La revolución irreversible de Bergoglio

Papa
En el teatro del mundo la estrella del papa Francisco brilla más que nunca, ahora incluso como pacificador atómico entre Estados Unidos y Corea del Norte. Pero también dentro de la Iglesia él se encuentra frente a una guerra mundial por partes, una extraña guerra que él mismo contribuyó a desencadenar, archiconvencido de que tendrá éxito.
Jorge Mario Bergoglio es indiscutiblemente un innovador. Pero lo es en el método antes que en los resultados.
Las novedades las introduce siempre en pequeñas dosis, semi-escondidas, a veces en una nota alusiva a pie de página, como hizo con la ahora famosa nota 351 de la exhortación post-sinodal "Amoris laetitia", para decir después abiertamente, al ser interpelado en una de sus tantas famosas conferencias de prensa en el avión, que ni siquiera se acuerda de esa nota.
Y sin embargo han sido suficientes esas pocas líneas sibilinas para suscitar en la Iglesia un conflicto sin precedentes, con episcopados enteros que se enfrentan – en Alemania a favor de la novedad, en Polonia en contra –, y así en todo el mundo entre diócesis y diócesis, entre parroquia y parroquia, donde no están en juego solamente los “sí” o los “no” a la comunión a los divorciados que se han vuelto a casar, sino el fin de la indisolubilidad del matrimonio y la admisión del divorcio también en la Iglesia Católica, como ya sucede entre los protestantes y los ortodoxos.
Hay quien se alarma por esta confusión que invade a la Iglesia. Pero Francisco no hace nada para volver a poner orden en la casa. Avanza seguro. Ni siquiera presta atención a los cardenales que le presentan sus “dubia” y las de muchos, sobre cuestiones capitales de la doctrina que ven en peligro, y le piden que clarifique. Él deja que corran las interpretaciones más disparatadas, tanto las conservadores como las del progresismo extremo, sin condenar jamás explícitamente a ninguna.

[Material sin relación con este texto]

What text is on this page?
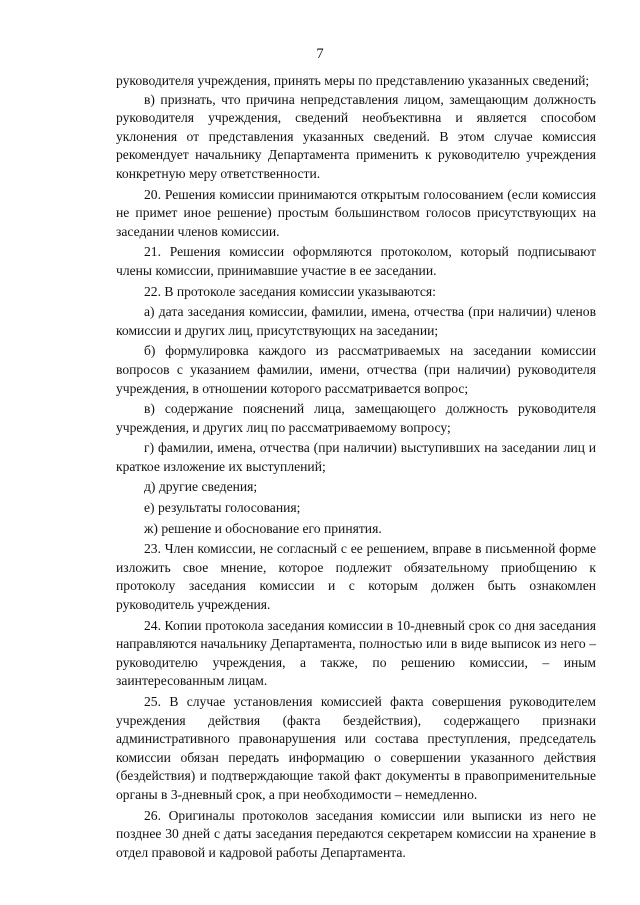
7

руководителя учреждения, принять меры по представлению указанных сведений;

в) признать, что причина непредставления лицом, замещающим должность руководителя учреждения, сведений необъективна и является способом уклонения от представления указанных сведений. В этом случае комиссия рекомендует начальнику Департамента применить к руководителю учреждения конкретную меру ответственности.

20. Решения комиссии принимаются открытым голосованием (если комиссия не примет иное решение) простым большинством голосов присутствующих на заседании членов комиссии.

21. Решения комиссии оформляются протоколом, который подписывают члены комиссии, принимавшие участие в ее заседании.

22. В протоколе заседания комиссии указываются:

а) дата заседания комиссии, фамилии, имена, отчества (при наличии) членов комиссии и других лиц, присутствующих на заседании;

б) формулировка каждого из рассматриваемых на заседании комиссии вопросов с указанием фамилии, имени, отчества (при наличии) руководителя учреждения, в отношении которого рассматривается вопрос;

в) содержание пояснений лица, замещающего должность руководителя учреждения, и других лиц по рассматриваемому вопросу;

г) фамилии, имена, отчества (при наличии) выступивших на заседании лиц и краткое изложение их выступлений;

д) другие сведения;

е) результаты голосования;

ж) решение и обоснование его принятия.

23. Член комиссии, не согласный с ее решением, вправе в письменной форме изложить свое мнение, которое подлежит обязательному приобщению к протоколу заседания комиссии и с которым должен быть ознакомлен руководитель учреждения.

24. Копии протокола заседания комиссии в 10-дневный срок со дня заседания направляются начальнику Департамента, полностью или в виде выписок из него – руководителю учреждения, а также, по решению комиссии, – иным заинтересованным лицам.

25. В случае установления комиссией факта совершения руководителем учреждения действия (факта бездействия), содержащего признаки административного правонарушения или состава преступления, председатель комиссии обязан передать информацию о совершении указанного действия (бездействия) и подтверждающие такой факт документы в правоприменительные органы в 3-дневный срок, а при необходимости – немедленно.

26. Оригиналы протоколов заседания комиссии или выписки из него не позднее 30 дней с даты заседания передаются секретарем комиссии на хранение в отдел правовой и кадровой работы Департамента.
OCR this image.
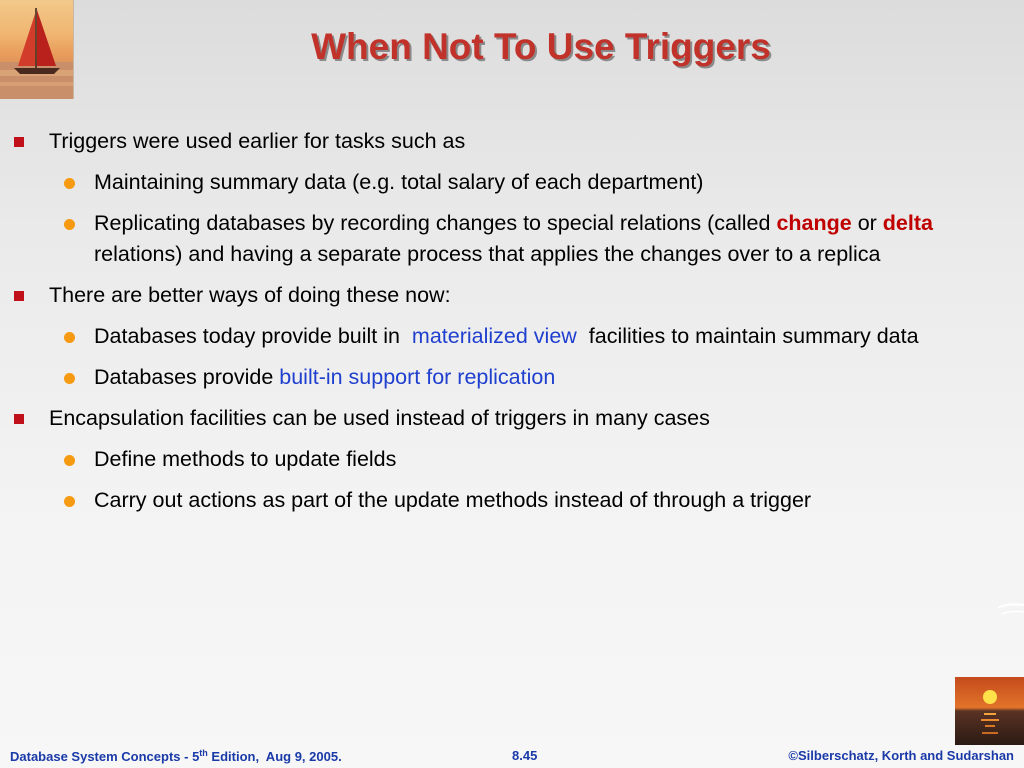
When Not To Use Triggers
Triggers were used earlier for tasks such as
Maintaining summary data (e.g. total salary of each department)
Replicating databases by recording changes to special relations (called change or delta relations) and having a separate process that applies the changes over to a replica
There are better ways of doing these now:
Databases today provide built in  materialized view  facilities to maintain summary data
Databases provide built-in support for replication
Encapsulation facilities can be used instead of triggers in many cases
Define methods to update fields
Carry out actions as part of the update methods instead of through a trigger
Database System Concepts - 5th Edition,  Aug 9, 2005.	8.45	©Silberschatz, Korth and Sudarshan
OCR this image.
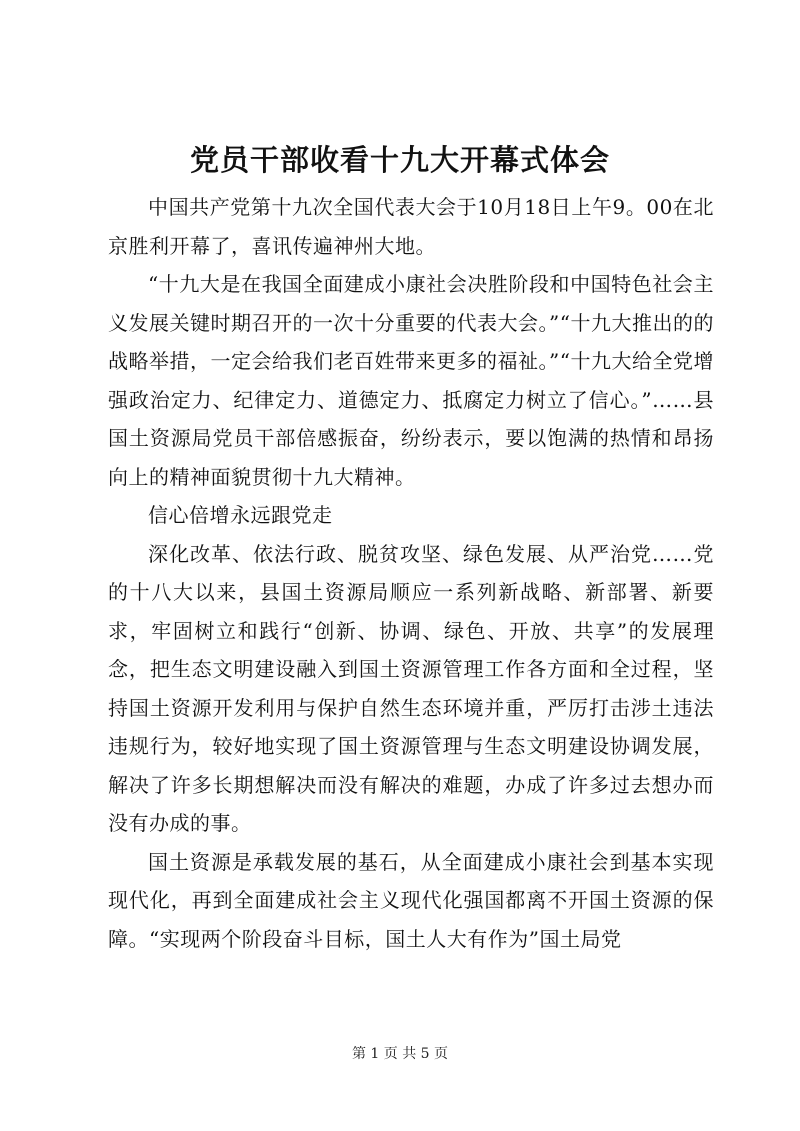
党员干部收看十九大开幕式体会

中国共产党第十九次全国代表大会于10月18日上午9。00在北京胜利开幕了，喜讯传遍神州大地。

“十九大是在我国全面建成小康社会决胜阶段和中国特色社会主义发展关键时期召开的一次十分重要的代表大会。”“十九大推出的的战略举措，一定会给我们老百姓带来更多的福祉。”“十九大给全党增强政治定力、纪律定力、道德定力、抵腐定力树立了信心。”……县国土资源局党员干部倍感振奋，纷纷表示，要以饱满的热情和昂扬向上的精神面貌贯彻十九大精神。

信心倍增永远跟党走

深化改革、依法行政、脱贫攻坚、绿色发展、从严治党……党的十八大以来，县国土资源局顺应一系列新战略、新部署、新要求，牢固树立和践行“创新、协调、绿色、开放、共享”的发展理念，把生态文明建设融入到国土资源管理工作各方面和全过程，坚持国土资源开发利用与保护自然生态环境并重，严厉打击涉土违法违规行为，较好地实现了国土资源管理与生态文明建设协调发展，解决了许多长期想解决而没有解决的难题，办成了许多过去想办而没有办成的事。

国土资源是承载发展的基石，从全面建成小康社会到基本实现现代化，再到全面建成社会主义现代化强国都离不开国土资源的保障。“实现两个阶段奋斗目标，国土人大有作为”国土局党

第 1 页 共 5 页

Lo importante para él es “arrojar la semilla para que se desencadene la fuerza”, es “mezclar la levadura para que la fuerza crezca”, son palabras de una de sus homilías de hace pocos días en Santa Marta. Y “si me ensucio las manos, ¡gracias a Dios!, porque ay de los que predican con la ilusión de no ensuciarse las manos. Éstos son cuidadores de museos”.

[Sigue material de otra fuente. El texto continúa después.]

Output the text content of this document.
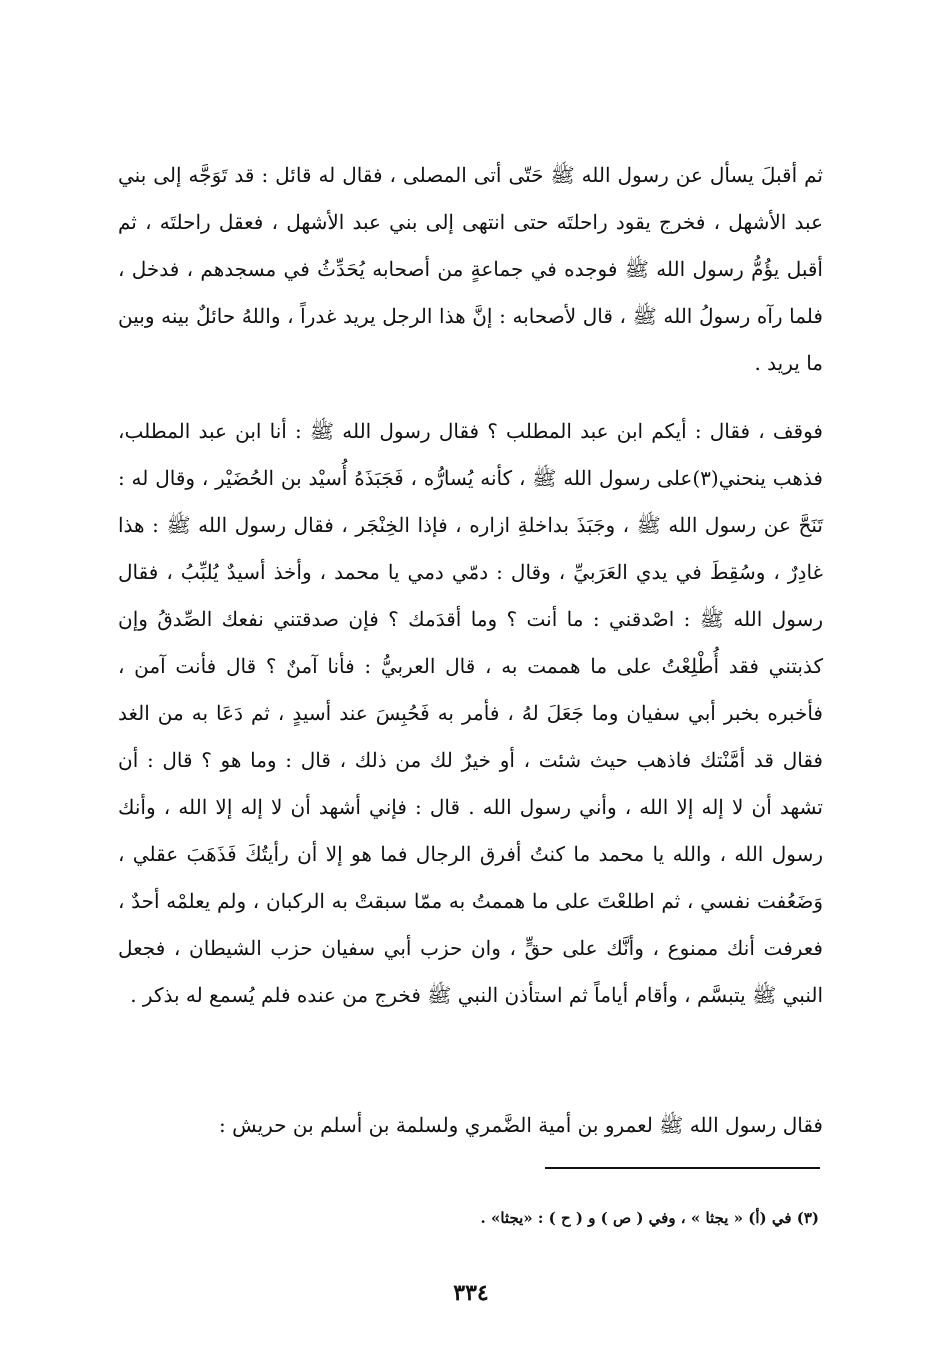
ثم أقبلَ يسأل عن رسول الله ﷺ حَتّى أتى المصلى ، فقال له قائل : قد تَوَجَّه إلى بني عبد الأشهل ، فخرج يقود راحلتَه حتى انتهى إلى بني عبد الأشهل ، فعقل راحلتَه ، ثم أقبل يؤُمُّ رسول الله ﷺ فوجده في جماعةٍ من أصحابه يُحَدِّثُ في مسجدهم ، فدخل ، فلما رآه رسولُ الله ﷺ ، قال لأصحابه : إنَّ هذا الرجل يريد غدراً ، واللهُ حائلٌ بينه وبين ما يريد .

فوقف ، فقال : أيكم ابن عبد المطلب ؟ فقال رسول الله ﷺ : أنا ابن عبد المطلب، فذهب ينحني(٣)على رسول الله ﷺ ، كأنه يُسارُّه ، فَجَبَذَهُ أُسيْد بن الحُضَيْر ، وقال له : تَنَحَّ عن رسول الله ﷺ ، وجَبَذَ بداخلةِ ازاره ، فإذا الخِنْجَر ، فقال رسول الله ﷺ : هذا غادِرٌ ، وسُقِطَ في يدي العَرَبيِّ ، وقال : دمّي دمي يا محمد ، وأخذ أسيدٌ يُلبِّبُ ، فقال رسول الله ﷺ : اصْدقني : ما أنت ؟ وما أقدَمك ؟ فإن صدقتني نفعك الصِّدقُ وإن كذبتني فقد أُطْلِعْتُ على ما هممت به ، قال العربيُّ : فأنا آمنٌ ؟ قال فأنت آمن ، فأخبره بخبر أبي سفيان وما جَعَلَ لهُ ، فأمر به فَحُبِسَ عند أسيدٍ ، ثم دَعَا به من الغد فقال قد أمَّنْتك فاذهب حيث شئت ، أو خيرٌ لك من ذلك ، قال : وما هو ؟ قال : أن تشهد أن لا إله إلا الله ، وأني رسول الله . قال : فإني أشهد أن لا إله إلا الله ، وأنك رسول الله ، والله يا محمد ما كنتُ أفرق الرجال فما هو إلا أن رأيتُكَ فَذَهَبَ عقلي ، وَضَعُفت نفسي ، ثم اطلعْتَ على ما هممتُ به ممّا سبقتْ به الركبان ، ولم يعلمْه أحدٌ ، فعرفت أنك ممنوع ، وأنَّك على حقٍّ ، وان حزب أبي سفيان حزب الشيطان ، فجعل النبي ﷺ يتبسَّم ، وأقام أياماً ثم استأذن النبي ﷺ فخرج من عنده فلم يُسمع له بذكر .

فقال رسول الله ﷺ لعمرو بن أمية الضَّمري ولسلمة بن أسلم بن حريش :

(٣) في (أ) « يجثا » ، وفي ( ص ) و ( ح ) : «يجثا» .

٣٣٤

Pascal, el filósofo y hombre de fe que Francisco dice que quiere beatificar, escribió palabras incendiarias contra los jesuitas de su tiempo, palabras que arrojaron sus tesis más valientes en la disputa para hacer que en el futuro cercano maduraran y se convirtieran en pensamientos comunes.
Pero esto es precisamente lo que hace hoy el primer Papa jesuita de la historia: pone en movimiento “procesos” dentro de los cuales siembra las novedades que quiere que antes o después triunfen, en los campos más diferentes, como por ejemplo, en el jucio sobre el protestantismo.

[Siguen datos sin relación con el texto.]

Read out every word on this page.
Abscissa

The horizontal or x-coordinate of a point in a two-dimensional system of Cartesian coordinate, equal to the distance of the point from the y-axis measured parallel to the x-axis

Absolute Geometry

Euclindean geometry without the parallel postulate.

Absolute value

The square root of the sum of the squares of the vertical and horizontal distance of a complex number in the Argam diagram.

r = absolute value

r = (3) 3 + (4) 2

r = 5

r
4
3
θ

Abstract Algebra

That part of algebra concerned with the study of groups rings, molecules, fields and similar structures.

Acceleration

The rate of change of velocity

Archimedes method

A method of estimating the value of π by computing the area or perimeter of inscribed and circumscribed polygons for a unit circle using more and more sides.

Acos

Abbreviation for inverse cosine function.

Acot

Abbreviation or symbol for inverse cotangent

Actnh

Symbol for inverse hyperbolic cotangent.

En Argentina, Bergoglio arrojó invectivas terribles contra Lutero y Calvino. Pero como Papa hace todo lo contrario, de Lutero tejió solamente elogios. En visita a la iglesia luterana de Roma, al pedirle que dijera si católicos y protestantes pueden recibir juntos la comunión, a pesar que los primeros creen que el pan y el vino se convierten “realmente” en cuerpo y sangre de Cristo mientras que los segundos no lo creen, respondió sí y después no, y luego dijo no sé, y a posteriori dijo hagan como les parezca, en un derroche de contradicciones, pero en la práctica dando vía libre al pedido.
La verdadera novedad del pontificado de Francisco es la liquidez de su magisterio. Lo que no tolera es que alguno se atreva a fijarlo en ideas claras y distintas, purgándolo de lo que contiene de innovador.
Al cardenal Gerhard L. Müller, que como prefecto de la Congregación para la Doctrina de la Fe se empeñaba en decir que en "Amoris laetitia" no había nada de nuevo respecto a la tradición, lo ha removido bruscamente del cargo.
Y al cardenal Robert Sarah, que como prefecto de la Congregación para el Culto Divino y la Disciplina de los Sacramentos quería reservar para sí el control pleno de las traducciones del Misal latino en los diferentes idiomas, lo ha humillado públicamente, obligándolo a decirle a todos los obispos que, por el contrario, el Papa otorga a cada Iglesia nacional la libertad de traducir a su gusto, lo cual constituye el embrión de una futura Iglesia Católica no más monolítica sino federada, otro de los objetivos de Bergoglio, quien es un calculador implacable.